= Nathaniel Tomkins =

English Member of Parliament

Nathaniel Tomkins (baptised 25 October 1584 – 5 July 1643) was an English Member of Parliament. He represented Carlisle and Christchurch.

Tomkins was born the son of the rector in Harpole, Northamptonshire and attended Magdalen College, Oxford. He obtained his BA in 1602 and MA three years later. It was in Oxford where he met Sir John Digby. The latter took notice of him and then appointed him as the tutor of his oldest son. Undoubtedly, it was Digby, who had influence at Court, who provided Tomkins with a pension of £102 per year in 1613. The following year, during his visit to London, Digby arranged for Tomkins' return to Carlisle to defend the queen's interest.

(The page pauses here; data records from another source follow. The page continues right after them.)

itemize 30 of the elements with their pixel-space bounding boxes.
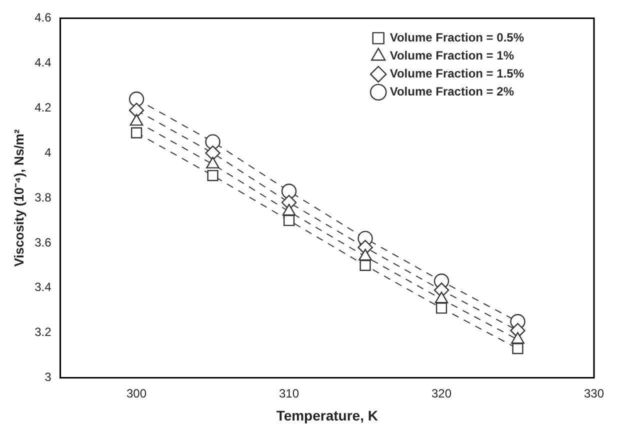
point (205, 145, 220, 161)
point (130, 127, 142, 138)
point (205, 134, 220, 150)
legend-label: Volume Fraction = 1% (390, 48, 514, 63)
y-tick-label: 3 (44, 370, 52, 384)
x-axis-title: Temperature, K (276, 407, 378, 424)
x-tick-label: 320 (431, 386, 452, 400)
point (207, 170, 218, 182)
point (128, 92, 144, 107)
point (436, 302, 448, 314)
y-tick-label: 3.6 (34, 235, 52, 250)
legend-label: Volume Fraction = 0.5% (390, 30, 524, 45)
point (283, 214, 295, 226)
point (128, 102, 144, 118)
point (281, 184, 297, 199)
x-tick-label: 300 (126, 386, 147, 400)
y-tick-label: 4.6 (34, 10, 52, 25)
legend-label: Volume Fraction = 1.5% (390, 66, 524, 81)
x-tick-label: 310 (279, 386, 300, 400)
point (512, 343, 524, 354)
y-tick-label: 4.2 (34, 100, 52, 114)
point (360, 260, 371, 271)
y-tick-label: 3.2 (34, 325, 52, 340)
y-tick-label: 3.4 (34, 280, 52, 294)
y-axis-title: Viscosity (10⁻⁴), Ns/m² (11, 128, 26, 267)
legend-label: Volume Fraction = 2% (390, 84, 514, 99)
y-tick-label: 4 (44, 145, 52, 160)
y-tick-label: 3.8 (34, 190, 52, 204)
y-tick-label: 4.4 (34, 55, 52, 70)
x-tick-label: 330 (584, 386, 604, 400)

He represented Carlisle in Parliament from 1614 to 1620, when he was replaced by Sir Henry Vane, before being returned for the seat of Christchurch the following year. He briefly represented Ilchester in 1624 before handing the seat over to his brother-in-law, Edmund Waller and resuming his position in Christchurch. Tomkins was appointed clerk to the Duchy of Cornwall Council in 1625. However, when he returned to the duchy borough of St Mawes, he chose to sit for Christchurch on 11 July 1625. He continued to represent Christchurch until 1629. In 1628 he served as a clerk to Queen Henrietta Maria’s Council.

In 1643, Tomkins was implicated in "Waller's Plot", an attempt to force an armed rising against Parliament during the English Civil War. He was arrested and hanged outside his home on Fetter Lane on 5 July 1643, aged 58.